I was able to solve problems A and B but not the problem C. I know it is quite easy. But I somehow couldn't explain myself the logic in my mind. All I could think was of a prefix array will the ith index in it denoting the no. of the unique elements to the left of it in the array. Can someone explain the solution to C? It can be short too, I kind of have a rough idea after looking at the codes of other participants who used sets and maps for the same.

You probably have guessed it right. I first created a prefix array which gives me the unique elements to the right of an index i. Then we iterated from i=0 to i=n-1, and for each unique element I added the prefix sum from it. Here's the pseudo:

i too figured it but unable to implement it .......it sucks if this happens

I face a problem with Pypy on CF.

I got RE with exit code is 13131313 if I import random library. The same code is AC with python

http://codeforces.com/contest/1004/submission/40007659 — AC with pypy3. http://codeforces.com/contest/1004/submission/40007677 — RE with pypy3 because of import random. Exit code is 13131313 http://codeforces.com/contest/1004/submission/40018157 — AC with python3, (has import random also).

Any help?

After 2 years of python I forgot that I have to use long long instead of long. :-D good bye good rating.

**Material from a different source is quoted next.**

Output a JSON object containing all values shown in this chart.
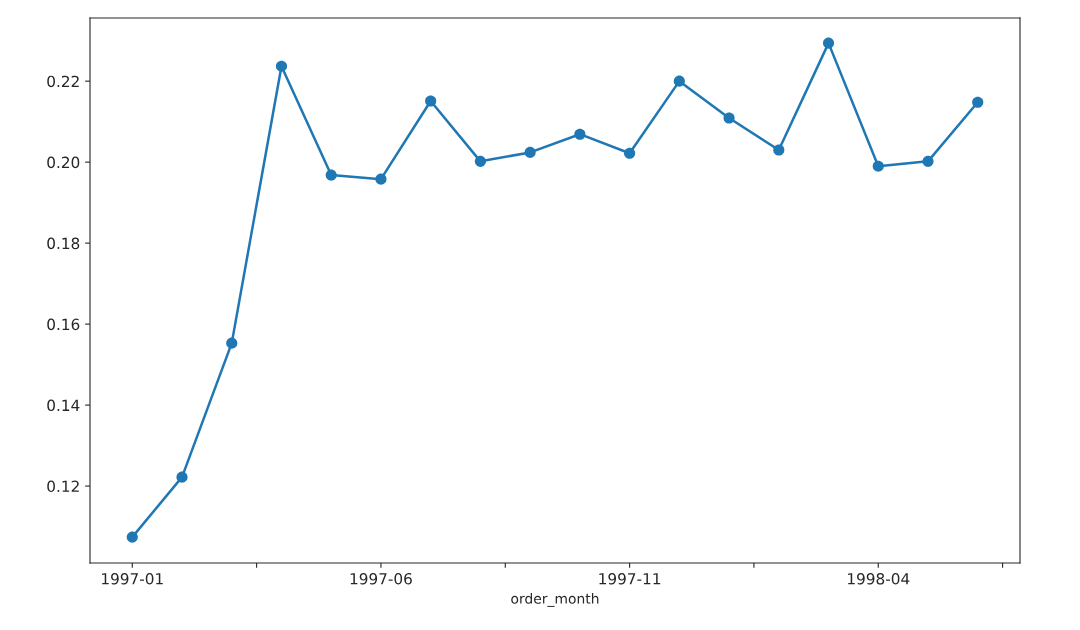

Editorials are not here....

Here it is. editorial

thanks..

guys can anyone help me with problem C because in that problem i m getting a TLE but still after going through the editorial also i m unable to figure it out...........PLz help

Iterate from last element. Keep track of number of different elements before current element and also make sure not to count pairs (*,y) multiple times you can do it having a boolean array

The complexity of your solution is (1e5*1e5).It will give you TLE.

can u let me know a simple way of doing that becoz i m new so dont know much tricks to over come these issues

Okay, The first thing you have to do , "Learn how to calculate time complexity". The complexity is more important than the solution. Watch it on YouTube or google it .

101010101 = LOLOLOLOL

FKFKFKFKFKFKF

Editorial here...

Can anyone tell me what is wrong with this submission? http://codeforces.com/contest/1004/submission/40022548

The comment is hidden because of too negative feedback, click here to view it

Problem A, in the second sample test case, why aren't cities with coordinates 14 and 15 part of the cities Sonya can build hotels on?

distance of 14 from 11 is 3, and distance of 15 from 18 is 3, but minimum distance should be 2.